With the plan, defense leaders hope to harness the best that wireless technology can offer. The strategy includes goals for secure information sharing via voice,...
Defense Department leaders released a mobile device strategy Friday aimed at harnessing the full potential of the latest wireless technology while protecting government secrets.
The plan tries to improve three areas defense leaders consider crucial to mobility: wireless infrastructure, the devices themselves, and mobile applications.

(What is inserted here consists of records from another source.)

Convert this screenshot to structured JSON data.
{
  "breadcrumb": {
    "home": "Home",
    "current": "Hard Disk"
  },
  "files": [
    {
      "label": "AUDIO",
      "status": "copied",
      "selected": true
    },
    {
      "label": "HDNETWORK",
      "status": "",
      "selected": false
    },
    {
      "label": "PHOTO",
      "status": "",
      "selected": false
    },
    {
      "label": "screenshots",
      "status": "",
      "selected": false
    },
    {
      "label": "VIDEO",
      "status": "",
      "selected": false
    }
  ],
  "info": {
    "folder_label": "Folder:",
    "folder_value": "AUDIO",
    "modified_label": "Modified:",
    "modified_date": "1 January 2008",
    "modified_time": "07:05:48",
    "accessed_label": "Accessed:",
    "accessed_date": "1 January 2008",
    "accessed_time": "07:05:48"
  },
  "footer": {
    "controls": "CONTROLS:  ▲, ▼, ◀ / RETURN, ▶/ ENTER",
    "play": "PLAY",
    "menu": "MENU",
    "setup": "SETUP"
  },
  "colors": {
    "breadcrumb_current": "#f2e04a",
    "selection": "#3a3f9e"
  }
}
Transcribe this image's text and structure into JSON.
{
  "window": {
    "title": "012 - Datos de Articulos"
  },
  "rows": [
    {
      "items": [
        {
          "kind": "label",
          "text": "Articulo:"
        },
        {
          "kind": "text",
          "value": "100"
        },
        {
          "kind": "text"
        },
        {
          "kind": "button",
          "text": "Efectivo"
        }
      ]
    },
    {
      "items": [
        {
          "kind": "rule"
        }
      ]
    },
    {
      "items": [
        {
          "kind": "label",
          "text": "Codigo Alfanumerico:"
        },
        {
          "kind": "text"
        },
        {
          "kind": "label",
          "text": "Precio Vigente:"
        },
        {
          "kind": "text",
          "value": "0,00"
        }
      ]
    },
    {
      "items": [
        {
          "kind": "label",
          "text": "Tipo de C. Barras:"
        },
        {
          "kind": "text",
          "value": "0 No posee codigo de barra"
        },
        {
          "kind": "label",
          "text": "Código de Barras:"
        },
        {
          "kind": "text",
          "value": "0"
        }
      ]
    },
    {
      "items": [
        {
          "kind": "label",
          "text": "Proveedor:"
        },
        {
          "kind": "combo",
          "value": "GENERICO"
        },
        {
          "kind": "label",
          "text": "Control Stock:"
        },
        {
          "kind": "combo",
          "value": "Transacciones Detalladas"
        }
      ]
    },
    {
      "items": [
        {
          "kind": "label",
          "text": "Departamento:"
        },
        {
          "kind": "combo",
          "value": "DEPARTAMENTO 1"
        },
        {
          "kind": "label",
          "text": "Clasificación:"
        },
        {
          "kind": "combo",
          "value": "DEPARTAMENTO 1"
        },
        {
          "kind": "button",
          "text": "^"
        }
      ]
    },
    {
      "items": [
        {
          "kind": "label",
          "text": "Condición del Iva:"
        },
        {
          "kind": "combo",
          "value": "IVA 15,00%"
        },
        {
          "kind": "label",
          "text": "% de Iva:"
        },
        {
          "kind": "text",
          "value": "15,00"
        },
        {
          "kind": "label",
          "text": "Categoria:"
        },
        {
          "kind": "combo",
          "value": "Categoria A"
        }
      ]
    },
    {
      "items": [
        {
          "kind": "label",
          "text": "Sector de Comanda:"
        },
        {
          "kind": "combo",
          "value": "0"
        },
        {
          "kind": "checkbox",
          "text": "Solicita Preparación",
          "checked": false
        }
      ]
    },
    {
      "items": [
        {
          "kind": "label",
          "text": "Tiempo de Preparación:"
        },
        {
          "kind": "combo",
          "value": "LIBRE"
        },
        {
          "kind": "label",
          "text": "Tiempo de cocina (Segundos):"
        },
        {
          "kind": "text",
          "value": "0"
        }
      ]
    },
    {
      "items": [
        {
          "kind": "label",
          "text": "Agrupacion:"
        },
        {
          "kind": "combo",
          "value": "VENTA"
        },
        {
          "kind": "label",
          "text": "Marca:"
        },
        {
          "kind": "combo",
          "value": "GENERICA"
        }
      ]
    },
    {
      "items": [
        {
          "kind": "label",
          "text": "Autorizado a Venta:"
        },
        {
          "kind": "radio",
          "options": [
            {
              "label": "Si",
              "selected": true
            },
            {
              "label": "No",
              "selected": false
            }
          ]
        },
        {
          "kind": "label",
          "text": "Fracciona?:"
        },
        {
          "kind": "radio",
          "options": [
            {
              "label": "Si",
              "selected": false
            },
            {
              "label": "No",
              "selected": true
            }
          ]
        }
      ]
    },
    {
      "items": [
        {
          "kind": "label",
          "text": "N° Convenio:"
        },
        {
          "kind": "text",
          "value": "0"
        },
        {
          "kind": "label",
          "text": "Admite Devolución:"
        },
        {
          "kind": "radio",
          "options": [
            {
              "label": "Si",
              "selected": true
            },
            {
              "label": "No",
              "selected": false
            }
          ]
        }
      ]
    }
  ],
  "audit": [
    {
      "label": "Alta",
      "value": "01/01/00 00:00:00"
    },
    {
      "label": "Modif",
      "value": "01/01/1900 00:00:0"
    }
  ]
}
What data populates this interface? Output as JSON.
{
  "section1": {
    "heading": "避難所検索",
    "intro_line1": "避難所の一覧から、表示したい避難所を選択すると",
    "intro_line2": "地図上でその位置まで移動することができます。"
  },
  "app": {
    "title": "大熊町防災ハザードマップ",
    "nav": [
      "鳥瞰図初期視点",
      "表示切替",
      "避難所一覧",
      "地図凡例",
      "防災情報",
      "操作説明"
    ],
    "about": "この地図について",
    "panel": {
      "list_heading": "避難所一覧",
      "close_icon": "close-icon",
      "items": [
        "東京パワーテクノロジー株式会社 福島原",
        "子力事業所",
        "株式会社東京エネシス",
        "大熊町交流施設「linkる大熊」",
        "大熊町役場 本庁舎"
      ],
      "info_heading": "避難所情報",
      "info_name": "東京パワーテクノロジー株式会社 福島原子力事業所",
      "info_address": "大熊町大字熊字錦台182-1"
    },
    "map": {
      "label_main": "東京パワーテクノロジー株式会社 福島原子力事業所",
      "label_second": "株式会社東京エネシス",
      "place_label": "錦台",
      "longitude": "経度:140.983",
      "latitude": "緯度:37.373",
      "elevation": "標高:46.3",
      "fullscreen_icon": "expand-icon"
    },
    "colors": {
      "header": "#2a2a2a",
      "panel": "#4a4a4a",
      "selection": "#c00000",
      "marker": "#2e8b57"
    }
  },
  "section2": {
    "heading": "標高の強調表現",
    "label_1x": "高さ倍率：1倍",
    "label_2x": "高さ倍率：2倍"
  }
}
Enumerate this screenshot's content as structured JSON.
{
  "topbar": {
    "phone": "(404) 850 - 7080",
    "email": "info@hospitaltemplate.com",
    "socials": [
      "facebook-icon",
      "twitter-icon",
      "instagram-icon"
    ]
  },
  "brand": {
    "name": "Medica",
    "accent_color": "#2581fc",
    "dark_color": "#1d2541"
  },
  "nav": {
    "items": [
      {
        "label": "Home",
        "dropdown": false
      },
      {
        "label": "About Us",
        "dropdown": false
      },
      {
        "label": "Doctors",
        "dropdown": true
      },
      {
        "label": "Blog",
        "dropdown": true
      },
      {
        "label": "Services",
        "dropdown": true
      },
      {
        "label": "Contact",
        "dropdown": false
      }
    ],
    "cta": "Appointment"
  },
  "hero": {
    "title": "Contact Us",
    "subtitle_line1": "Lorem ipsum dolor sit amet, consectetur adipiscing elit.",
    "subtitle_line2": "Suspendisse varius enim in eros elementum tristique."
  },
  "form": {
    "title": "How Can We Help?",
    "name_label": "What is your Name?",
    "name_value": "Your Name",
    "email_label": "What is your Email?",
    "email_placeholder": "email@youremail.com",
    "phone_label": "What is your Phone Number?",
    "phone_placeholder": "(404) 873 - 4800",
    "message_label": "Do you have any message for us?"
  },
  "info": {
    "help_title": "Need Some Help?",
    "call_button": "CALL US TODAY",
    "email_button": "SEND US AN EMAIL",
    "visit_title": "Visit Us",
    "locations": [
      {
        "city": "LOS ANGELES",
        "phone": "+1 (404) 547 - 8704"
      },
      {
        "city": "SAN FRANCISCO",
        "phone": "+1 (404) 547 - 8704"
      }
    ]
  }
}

“The Department of Defense is taking a leadership role in leveraging mobile device technology to improve information sharing, collaboration and efficiencies,” said Teri Takai, the department’s chief information officer. “As today’s DoD personnel become increasingly mobile, a wide variety of devices offers unprecedented opportunities to advance the operational effectiveness of the DoD workforce. This strategy will allow mobile activities across the department to converge towards a common vision and approach.”
Infrastructure
Defense leaders hope the mobility roadmap will enhance the department’s wireless infrastructure to allow for seamless, secure information sharing by voice, video and data feeds.
“DoD’s evolving enterprise infrastructure and wireless networks need to support unclassified and classified high-bandwidth traffic, mission-critical wireless coverage to in-building and terrestrial environments, and various networking architectures,” according to the strategy, which is dated May 2012. “… This evolution must leverage industry infrastructure, emerging technologies and commercial-off-the-shelf products in accordance with policy and standards.””
In the effort to secure the wireless infrastructure, leaders are planning to establish a mobile device security architecture.
“The architecture must enable the management of mobile devices, applications and network connections to secure the interfaces between DoD networks and commercial networks,” the strategy states. “Additionally, it must employ DoD Public Key Infrastructure security, access and identification controls at the network, device and application levels.”
Mobile device policies
A second goal in the strategy addresses the mobile devices themselves. DoD plans to establish policies and “standards to support secure mobile device usage, device-to-device interoperability and consistent device lifecycle management,” according to the strategy.
The Pentagon manages more than 250,000 commercial mobile devices using different operating systems, according to DoD figures.
“The Mobile Device Strategy is intended to align the progress of these various mobile devices, pilots and initiatives across DoD under common objectives to ensure the warfighter benefits from these activities and aligns with efforts in the Joint Information Environment,” the department said in a press release.
Web and mobile apps
The strategy’s third goal aims to spur the development of apps for mobile devices. It also “establishes policy, processes and mechanisms for appropriately web-enabling critical DoD IT systems and functions for mobile devices,” the strategy states.
In this spirit, leaders hope to create a common framework with tools for developers to build and test their apps. The strategy also includes plans to certify that apps are secure before they access defense networks and systems.
“DoD certification denotes compliance with enterprise networthiness requirements to include security requirements for deployment on DoD networks,” according to the document. “It confirms the secure signing of apps, which ensures that malware and viruses were not embedded in the app after signature, and provides acceptable assurance that apps are free from exploitable vulnerabilities.”
Defense leaders released their mobile strategy less than one month after the Office of Management and Budget announced a governmentwide plan. But departmentwide implementation of the DoD strategy is still yet to come. Initially, Pentagon officials will roll out small-scale test projects to determine whether any revisions are necessary, and even whether the strategy can be applied across the entire defense enterprise.